Maybe even “very green.”

And just like in any industry, it’s with a wide eyed sense of discovery that I approach each day, finding a new way to solve a specific problem, or even better, a new place I can add to the long list of spots that will help me out of a jam.

Recently, I discovered the greatness that is Costco.

Now, while this likely doesn’t come as a surprise (where do you think we bought all our supplies for the coming apocalypse?), it’s not for the obvious reasons that I now have a special place in my marketer’s heart for Costco.
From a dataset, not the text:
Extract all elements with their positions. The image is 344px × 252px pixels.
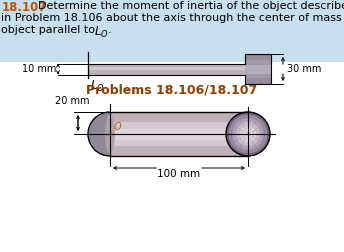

Sure, we all love a place that for reasons we will never understand carries extra large quantities of that extremely weird thing that you need extra large quantities of for a project that when you describe it to friends you have one of those “what do I do for a living” moments.

The greatness of Costco is in the customer service.

When I recently worked on a project that required me to locate a large quantity of candy in a pinch, it was never a question as to where I would find what I needed; but as I wheeled my cart full of twenty 64 oz boxes of jelly beans up to the register, the man at the counter did not immediately ring an alarm and say “I need to see your ID as no one in their right mind would ever spend money on an absurd quantity of jelly beans!”

Nope – quite the opposite, actually.

It was with a totally calm face that the man looked at my cart and started scanning items, seemingly noting that this was in fact a completely normal amount of jelly beans for any man to want or need at ten am on a Tuesday – who’s he to judge?

And while I could spend a little more time considering how desensitized all Costco employees must be and how it would impact their lives when interacting with any store that does not exist at the Costco level (“What do you mean this only comes in a 12 oz?” I imagine is their response to the Walgreens employee as they hold a tube of snake venom cream in their hand), I won’t over think it and simply take this moment to say thank you, Costco employee, for not judging me and allowing me to buy embarrassing amounts of strange things without even a slight sideways glance.